No, not that long at all. Maybe worst case could average as much as, say, ten seconds per picture. And yes, a vacation trip with a thousand pictures would be worst case. Surely varies, but maybe up to three hours? Maybe longer, it depends on how bad they were, how hard they are. Because every such picture is probably in a different situation, white balance, exposure, etc. To get it right, you may have to try a few things on a few of them. But now you can - you have the luxury of actually seeing the result you got, so that you know what it needs. You just tweak it in. You cannot do that in the camera, before you take it, or even reach the scene.
Isn't a long vacation of 1000 pictures worth three more hours to enhance your photos? Edit is not the right word, the operation is correcting your images.
What is the alternative? Leave them like they are? If you really don't care, then so be it, but we simply cannot get WB and exposure right on all of them out of the camera. Really not on even many of them once you gain some skill in looking at them, and know the difference, and realize that they need help. When you see them made right, then you know. If you want them fixed, you have to fix them. Raw simply offers the best, most powerful, most range, most versatile tools, makes it be nearly trivial, which is why Raw is wildly popular (with those that care). By good tools, I mean NOT like any photo editor, but tools designed for camera images, tools named White Balance and Exposure... the things you need to do.
Yes, first day might be harder, but you get real good at it, real fast. You sort of glance at one, click White Balance, click exposure, maybe crop it, and go to the next. Sure, a few will take a little more, maybe even worse needing another try, or two (and no good like they are). But some will be alike, and of course, there are more things yet you could do. But don't doubt for a second that IT WILL change your photographic life. Your friends will say "your camera sure does take good pictures".

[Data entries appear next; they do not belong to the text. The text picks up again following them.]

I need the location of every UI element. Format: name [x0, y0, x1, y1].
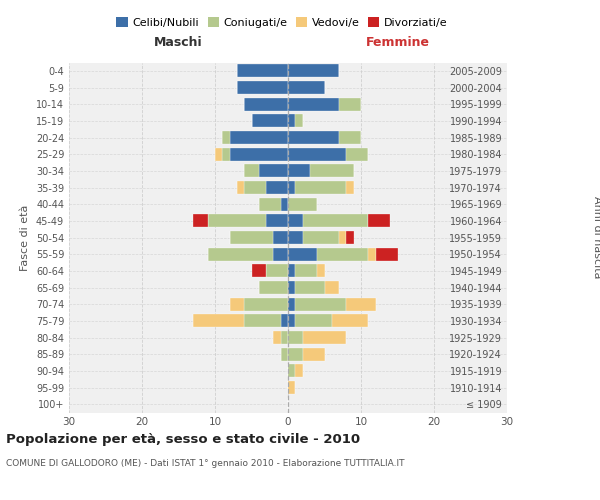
- Bar: [288, 298, 295, 310]
- Bar: [346, 231, 354, 244]
- Bar: [274, 248, 288, 260]
- Bar: [288, 248, 317, 260]
- Text: Femmine: Femmine: [365, 36, 430, 49]
- Bar: [295, 264, 317, 278]
- Bar: [325, 281, 339, 294]
- Bar: [288, 81, 325, 94]
- Bar: [259, 281, 288, 294]
- Bar: [288, 148, 346, 160]
- Text: COMUNE DI GALLODORO (ME) - Dati ISTAT 1° gennaio 2010 - Elaborazione TUTTITALIA.: COMUNE DI GALLODORO (ME) - Dati ISTAT 1°…: [6, 459, 404, 468]
- Bar: [302, 348, 325, 360]
- Bar: [288, 264, 295, 278]
- Bar: [230, 148, 288, 160]
- Bar: [288, 231, 302, 244]
- Y-axis label: Fasce di età: Fasce di età: [20, 204, 30, 270]
- Bar: [295, 314, 332, 328]
- Bar: [295, 181, 346, 194]
- Bar: [332, 314, 368, 328]
- Bar: [266, 181, 288, 194]
- Bar: [288, 364, 295, 378]
- Bar: [302, 231, 339, 244]
- Bar: [376, 248, 398, 260]
- Bar: [302, 214, 368, 228]
- Bar: [317, 264, 325, 278]
- Bar: [346, 148, 368, 160]
- Bar: [215, 148, 223, 160]
- Bar: [237, 181, 244, 194]
- Bar: [288, 281, 295, 294]
- Bar: [266, 264, 288, 278]
- Bar: [281, 348, 288, 360]
- Bar: [288, 381, 295, 394]
- Bar: [368, 214, 390, 228]
- Bar: [244, 164, 259, 177]
- Bar: [281, 198, 288, 210]
- Bar: [339, 131, 361, 144]
- Bar: [244, 181, 266, 194]
- Bar: [266, 214, 288, 228]
- Bar: [274, 331, 281, 344]
- Bar: [346, 298, 376, 310]
- Bar: [317, 248, 368, 260]
- Bar: [288, 214, 302, 228]
- Bar: [244, 298, 288, 310]
- Bar: [368, 248, 376, 260]
- Bar: [230, 298, 244, 310]
- Bar: [259, 198, 281, 210]
- Legend: Celibi/Nubili, Coniugati/e, Vedovi/e, Divorziati/e: Celibi/Nubili, Coniugati/e, Vedovi/e, Di…: [112, 13, 452, 32]
- Bar: [259, 164, 288, 177]
- Bar: [230, 231, 274, 244]
- Bar: [281, 314, 288, 328]
- Bar: [295, 298, 346, 310]
- Bar: [288, 114, 295, 128]
- Bar: [288, 98, 339, 110]
- Bar: [288, 131, 339, 144]
- Bar: [295, 364, 302, 378]
- Text: Maschi: Maschi: [154, 36, 203, 49]
- Bar: [288, 198, 317, 210]
- Bar: [193, 314, 244, 328]
- Bar: [288, 164, 310, 177]
- Bar: [295, 114, 302, 128]
- Bar: [288, 64, 339, 78]
- Bar: [281, 331, 288, 344]
- Bar: [237, 64, 288, 78]
- Bar: [288, 314, 295, 328]
- Text: Anni di nascita: Anni di nascita: [592, 196, 600, 279]
- Bar: [237, 81, 288, 94]
- Bar: [288, 181, 295, 194]
- Bar: [222, 131, 230, 144]
- Bar: [244, 98, 288, 110]
- Bar: [288, 331, 302, 344]
- Bar: [346, 181, 354, 194]
- Bar: [222, 148, 230, 160]
- Bar: [288, 348, 302, 360]
- Bar: [274, 231, 288, 244]
- Bar: [251, 114, 288, 128]
- Bar: [302, 331, 346, 344]
- Bar: [244, 314, 281, 328]
- Bar: [310, 164, 354, 177]
- Bar: [339, 98, 361, 110]
- Bar: [208, 248, 274, 260]
- Bar: [193, 214, 208, 228]
- Text: Popolazione per età, sesso e stato civile - 2010: Popolazione per età, sesso e stato civil…: [6, 432, 360, 446]
- Bar: [295, 281, 325, 294]
- Bar: [251, 264, 266, 278]
- Bar: [339, 231, 346, 244]
- Bar: [208, 214, 266, 228]
- Bar: [230, 131, 288, 144]
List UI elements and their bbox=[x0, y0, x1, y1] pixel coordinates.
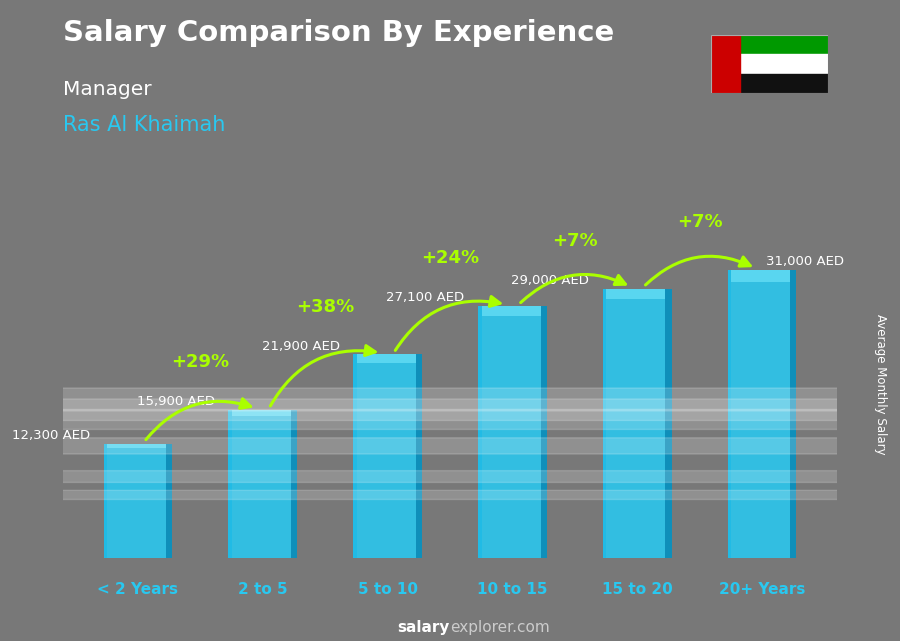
Text: +7%: +7% bbox=[677, 213, 723, 231]
Circle shape bbox=[0, 470, 900, 483]
Text: 29,000 AED: 29,000 AED bbox=[511, 274, 590, 287]
Text: 15 to 20: 15 to 20 bbox=[602, 582, 672, 597]
FancyBboxPatch shape bbox=[665, 288, 671, 558]
Text: Ras Al Khaimah: Ras Al Khaimah bbox=[63, 115, 225, 135]
FancyBboxPatch shape bbox=[478, 306, 547, 558]
FancyBboxPatch shape bbox=[607, 288, 665, 299]
Circle shape bbox=[0, 410, 900, 429]
Text: 31,000 AED: 31,000 AED bbox=[766, 255, 843, 269]
Circle shape bbox=[0, 490, 900, 499]
FancyBboxPatch shape bbox=[731, 270, 790, 281]
FancyBboxPatch shape bbox=[229, 410, 297, 558]
Text: 21,900 AED: 21,900 AED bbox=[262, 340, 339, 353]
Bar bbox=[711, 35, 740, 93]
Text: 12,300 AED: 12,300 AED bbox=[12, 429, 90, 442]
Circle shape bbox=[0, 388, 900, 411]
Text: +24%: +24% bbox=[421, 249, 479, 267]
FancyBboxPatch shape bbox=[356, 354, 416, 363]
FancyBboxPatch shape bbox=[728, 270, 796, 558]
FancyBboxPatch shape bbox=[104, 444, 172, 558]
Text: 5 to 10: 5 to 10 bbox=[357, 582, 418, 597]
Text: Manager: Manager bbox=[63, 80, 151, 99]
FancyBboxPatch shape bbox=[166, 444, 172, 558]
FancyBboxPatch shape bbox=[354, 354, 422, 558]
FancyBboxPatch shape bbox=[603, 288, 607, 558]
Bar bbox=[711, 74, 828, 93]
FancyBboxPatch shape bbox=[541, 306, 547, 558]
Bar bbox=[711, 54, 828, 74]
FancyBboxPatch shape bbox=[232, 410, 291, 416]
Text: 15,900 AED: 15,900 AED bbox=[137, 395, 215, 408]
FancyBboxPatch shape bbox=[229, 410, 232, 558]
Text: +7%: +7% bbox=[552, 232, 598, 250]
FancyBboxPatch shape bbox=[291, 410, 297, 558]
Text: < 2 Years: < 2 Years bbox=[97, 582, 178, 597]
Circle shape bbox=[0, 399, 900, 420]
FancyBboxPatch shape bbox=[603, 288, 671, 558]
FancyBboxPatch shape bbox=[482, 306, 541, 316]
Text: Salary Comparison By Experience: Salary Comparison By Experience bbox=[63, 19, 614, 47]
Text: explorer.com: explorer.com bbox=[450, 620, 550, 635]
Bar bbox=[711, 35, 828, 54]
Text: 2 to 5: 2 to 5 bbox=[238, 582, 288, 597]
Text: +29%: +29% bbox=[171, 353, 230, 371]
Text: 20+ Years: 20+ Years bbox=[719, 582, 806, 597]
FancyBboxPatch shape bbox=[416, 354, 422, 558]
Text: 27,100 AED: 27,100 AED bbox=[386, 292, 464, 304]
Text: Average Monthly Salary: Average Monthly Salary bbox=[874, 314, 886, 455]
Text: +38%: +38% bbox=[296, 297, 355, 316]
Circle shape bbox=[0, 438, 900, 454]
FancyBboxPatch shape bbox=[354, 354, 356, 558]
FancyBboxPatch shape bbox=[478, 306, 482, 558]
Text: 10 to 15: 10 to 15 bbox=[477, 582, 548, 597]
Text: salary: salary bbox=[398, 620, 450, 635]
FancyBboxPatch shape bbox=[790, 270, 796, 558]
FancyBboxPatch shape bbox=[728, 270, 731, 558]
FancyBboxPatch shape bbox=[104, 444, 107, 558]
FancyBboxPatch shape bbox=[107, 444, 166, 448]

Best case is a hundred pictures in the same situation, or of only a few situations, little variation. Like a portrait session with flash. White balance and exposure are all the same situation, and you can do all one hundred at once, in the same one click, same few seconds. Possibly including cropping too, but yes, you do have to go through and look at each one, for a second or two, just to check. A few might be exceptions, esp cropping (subjects move).
After you fix them, then you simply output them to JPG for use. 1000 could take a few minutes, but it's a batch, you can go have coffee. Then you have what you would have had out of the camera, except they are better, and good, all fixed now. You will want to calibrate your monitor, with something like Spyder, so you are working towards the correct goal.